# Festplatte wechseln, Betriebssystem behalten...



## Crazy X (8. November 2003)

Hi there,

hätte nicht gedacht, das dies so Probleme macht... aber was das Computerleben so angeht ist es ja meistens so 

Fakt ist, das ich meine alte IBM 60GB gegen eine neue Samsung 160GB austauschen wollte. Natülich sollte mein fast (für mich) perfekt eingerichtetes System erhalten bleiben.

Also Ghost-Image gemacht, und auf die neue Festplatte draufgehaun. Doch da die erste enttäuschung, als beim booten des alten Systems auf der neuen Platte die Fehlermeldung:





> <Windows root>\system32\hal.dll fehlt oder ist beschädigt.


 erscheint.

Ok, nach ein wenig google'n versuchte ich die Boot.ini, die nicht mit meiner neuen Festplatte zu harmonieren schien mit der Wiederherstellungskonsole von der XP-CD zu reparieren, was mir auch gelang.

Doch jetzt bootet er XP bis kurz vor dem Anmeldebilschirm und bleibt hängen  (blauer Bildschirm mit dem Balken oben und unten und dem kleinen WinXP-Logo)

Ist es den nicht möglich die Fesplatte zu wechseln und das BS aber zu behalten?
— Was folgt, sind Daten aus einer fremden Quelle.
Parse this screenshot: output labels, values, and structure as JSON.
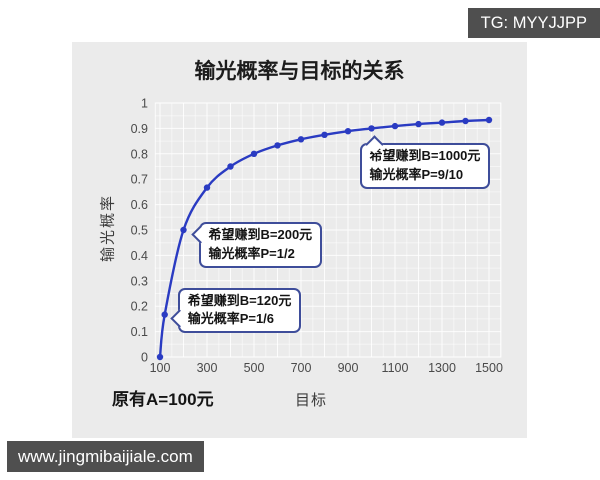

Welche Wege würdet ihr vorschlagen? 

Help! (ich muss die 60er bald abgeben...)

Big ThanX!


----------



## Blaschki (8. November 2003)

Es geht recht einfach.
einfach mit Ghost die gesamte Platte auf die neue spiegeln.
die neuen 100 GByte kannst du mit Programmen wie "partition Magic" Verfügbar machen.


----------



## Crazy X (9. November 2003)

Habe jetzt mit Ghost die alte Festplatte kopiert auf die neue...
Doch wohl jetzt die neue Master ist und aktiv, bootet er von der alten.

neue Festplatte Datenträger 1,
alte Festplatte Datenträger 2








Und wenn ich die alte abstöbsel, dann bootet er zwar wieder von der neuen, bleibt aber dann wieder hängen, wie oben beschrieben...


----------